A Trapezoid $ABCD$ has sides $AB = 92, BC = 50, CD = 19\; and\; AD = 70$ with $AB \mid \mid CD$. Let $P$ be a point on $AB$ such that the lengths of the perpendicular lines from $P$ to $AD$ and $BC$ are same. Find the length of $AP$.
My Work
I tries expressing $AP_1\; and\; AP_2$ in terms of $AP$ but failed. It is leading to too much complexity. How do I start?
Source: BdMO 2015 National Secondary Problem 6
On
Use law of cosines to find the angle $\alpha=CEB$ and $\beta=CBA$. then call $PP2=a$, so $AB=a\cdot(\sec\alpha+\sec\beta)$ so you can find $a$ and then find $AP$
On
If you subtract the area of the triangle PCD from the trapezoid, you get $ah/2$, where $a = AB$. Let $k$ denote the length of the heights of the triangles PAD and PBC, which are assumed to be equal. Then $ah/2 = 70 k + 50 k = 120 k$. On the other hand, the triangle PAD has area $AP \cdot h/2$. Solving for $AP$ then gives its length as $92 \cdot 7/12$.

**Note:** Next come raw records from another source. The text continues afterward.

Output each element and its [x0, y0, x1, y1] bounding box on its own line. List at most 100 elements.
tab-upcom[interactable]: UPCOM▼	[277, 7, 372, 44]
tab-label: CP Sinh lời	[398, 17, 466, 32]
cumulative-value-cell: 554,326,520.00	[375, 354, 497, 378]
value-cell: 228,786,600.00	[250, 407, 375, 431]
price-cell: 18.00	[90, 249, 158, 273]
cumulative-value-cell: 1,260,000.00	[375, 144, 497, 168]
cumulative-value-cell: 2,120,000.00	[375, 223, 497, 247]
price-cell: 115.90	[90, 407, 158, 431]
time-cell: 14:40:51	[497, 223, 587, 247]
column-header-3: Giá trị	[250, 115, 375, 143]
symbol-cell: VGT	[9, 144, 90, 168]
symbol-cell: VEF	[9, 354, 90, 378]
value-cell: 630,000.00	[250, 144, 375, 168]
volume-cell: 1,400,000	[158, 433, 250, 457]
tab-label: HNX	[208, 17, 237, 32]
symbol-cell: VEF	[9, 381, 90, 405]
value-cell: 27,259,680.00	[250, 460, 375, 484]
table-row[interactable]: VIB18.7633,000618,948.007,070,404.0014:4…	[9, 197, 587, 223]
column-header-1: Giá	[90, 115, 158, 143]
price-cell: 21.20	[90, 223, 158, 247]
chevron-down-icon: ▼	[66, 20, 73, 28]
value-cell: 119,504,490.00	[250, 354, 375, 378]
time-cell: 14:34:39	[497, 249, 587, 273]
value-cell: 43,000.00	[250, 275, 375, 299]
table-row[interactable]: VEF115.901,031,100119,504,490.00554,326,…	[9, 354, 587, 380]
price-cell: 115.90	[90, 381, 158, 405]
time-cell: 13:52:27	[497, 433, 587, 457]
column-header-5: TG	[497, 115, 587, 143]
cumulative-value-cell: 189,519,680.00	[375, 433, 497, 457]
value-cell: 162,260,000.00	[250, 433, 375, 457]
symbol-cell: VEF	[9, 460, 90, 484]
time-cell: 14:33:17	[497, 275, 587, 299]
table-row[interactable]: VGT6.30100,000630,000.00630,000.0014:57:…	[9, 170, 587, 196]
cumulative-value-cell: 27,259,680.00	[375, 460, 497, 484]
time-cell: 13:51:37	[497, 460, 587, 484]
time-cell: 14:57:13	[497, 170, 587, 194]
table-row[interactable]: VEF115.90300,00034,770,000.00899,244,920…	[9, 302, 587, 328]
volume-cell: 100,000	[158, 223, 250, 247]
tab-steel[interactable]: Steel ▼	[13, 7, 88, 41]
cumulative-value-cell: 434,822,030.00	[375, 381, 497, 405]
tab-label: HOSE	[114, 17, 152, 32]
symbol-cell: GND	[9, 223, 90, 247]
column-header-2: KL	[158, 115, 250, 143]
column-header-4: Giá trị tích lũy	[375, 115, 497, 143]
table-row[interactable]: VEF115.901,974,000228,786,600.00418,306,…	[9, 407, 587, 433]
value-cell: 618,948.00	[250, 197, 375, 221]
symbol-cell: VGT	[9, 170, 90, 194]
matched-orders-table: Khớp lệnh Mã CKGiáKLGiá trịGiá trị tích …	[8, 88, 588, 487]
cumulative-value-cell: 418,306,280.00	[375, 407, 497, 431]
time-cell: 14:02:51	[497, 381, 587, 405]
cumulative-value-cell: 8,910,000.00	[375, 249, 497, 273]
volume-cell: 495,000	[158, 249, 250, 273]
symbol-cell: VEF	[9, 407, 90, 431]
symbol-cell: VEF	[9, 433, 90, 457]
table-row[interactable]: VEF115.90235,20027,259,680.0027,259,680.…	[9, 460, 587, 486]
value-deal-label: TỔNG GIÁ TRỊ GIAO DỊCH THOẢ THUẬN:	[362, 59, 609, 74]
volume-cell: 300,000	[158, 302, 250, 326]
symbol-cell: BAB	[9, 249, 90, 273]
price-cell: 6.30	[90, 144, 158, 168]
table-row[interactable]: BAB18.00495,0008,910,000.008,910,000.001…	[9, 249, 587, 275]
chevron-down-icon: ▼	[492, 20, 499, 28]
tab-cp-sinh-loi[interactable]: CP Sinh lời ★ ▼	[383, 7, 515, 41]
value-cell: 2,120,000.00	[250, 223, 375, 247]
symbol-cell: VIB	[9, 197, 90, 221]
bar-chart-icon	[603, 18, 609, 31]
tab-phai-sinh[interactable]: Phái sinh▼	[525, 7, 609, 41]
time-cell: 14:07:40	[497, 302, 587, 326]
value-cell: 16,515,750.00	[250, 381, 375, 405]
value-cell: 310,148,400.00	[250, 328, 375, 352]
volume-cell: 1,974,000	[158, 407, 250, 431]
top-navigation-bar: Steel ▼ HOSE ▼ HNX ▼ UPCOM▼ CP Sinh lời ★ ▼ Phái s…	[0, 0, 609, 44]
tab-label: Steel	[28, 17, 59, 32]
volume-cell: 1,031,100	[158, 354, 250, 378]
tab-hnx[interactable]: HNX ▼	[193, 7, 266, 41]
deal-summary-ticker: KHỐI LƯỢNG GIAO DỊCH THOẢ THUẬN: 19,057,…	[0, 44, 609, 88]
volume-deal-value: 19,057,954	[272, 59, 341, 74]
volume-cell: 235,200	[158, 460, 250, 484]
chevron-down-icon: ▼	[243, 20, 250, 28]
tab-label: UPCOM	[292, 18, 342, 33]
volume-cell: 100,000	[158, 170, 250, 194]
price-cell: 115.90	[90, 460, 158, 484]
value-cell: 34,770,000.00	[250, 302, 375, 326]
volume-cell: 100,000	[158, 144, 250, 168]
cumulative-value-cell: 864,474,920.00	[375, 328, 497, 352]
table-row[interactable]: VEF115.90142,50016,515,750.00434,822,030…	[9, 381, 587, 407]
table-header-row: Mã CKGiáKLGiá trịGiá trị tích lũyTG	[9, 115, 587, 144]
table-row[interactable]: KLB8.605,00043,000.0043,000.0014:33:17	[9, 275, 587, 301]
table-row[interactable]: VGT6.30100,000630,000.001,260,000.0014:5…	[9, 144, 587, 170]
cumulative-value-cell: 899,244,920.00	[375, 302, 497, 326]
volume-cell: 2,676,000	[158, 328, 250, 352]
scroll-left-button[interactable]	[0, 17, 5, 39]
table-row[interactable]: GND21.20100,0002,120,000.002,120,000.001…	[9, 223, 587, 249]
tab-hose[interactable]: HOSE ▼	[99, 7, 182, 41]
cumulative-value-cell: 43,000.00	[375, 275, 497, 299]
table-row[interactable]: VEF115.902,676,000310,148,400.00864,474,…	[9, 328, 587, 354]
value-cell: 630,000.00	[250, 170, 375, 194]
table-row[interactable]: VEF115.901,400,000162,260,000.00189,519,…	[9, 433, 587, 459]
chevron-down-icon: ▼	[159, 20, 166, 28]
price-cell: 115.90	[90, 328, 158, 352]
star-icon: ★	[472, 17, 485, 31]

let $$PP_1=PP_2=a$$ and the angles in $A$ $\alpha$ and in $B$ $\beta$ then we have $$\sin(\alpha)=\frac{a}{AP}$$ and $$\sin(\beta)=\frac{a}{92-AP}$$ further let $h$ the hight of the trapez and from this we get $$\frac{a}{92-AP}=\frac{h}{50}$$ and $$\frac{a}{AP}=\frac{h}{70}$$ from here we get $$\frac{70}{AP}=\frac{50}{92-AP}$$ from this equation we get $AP$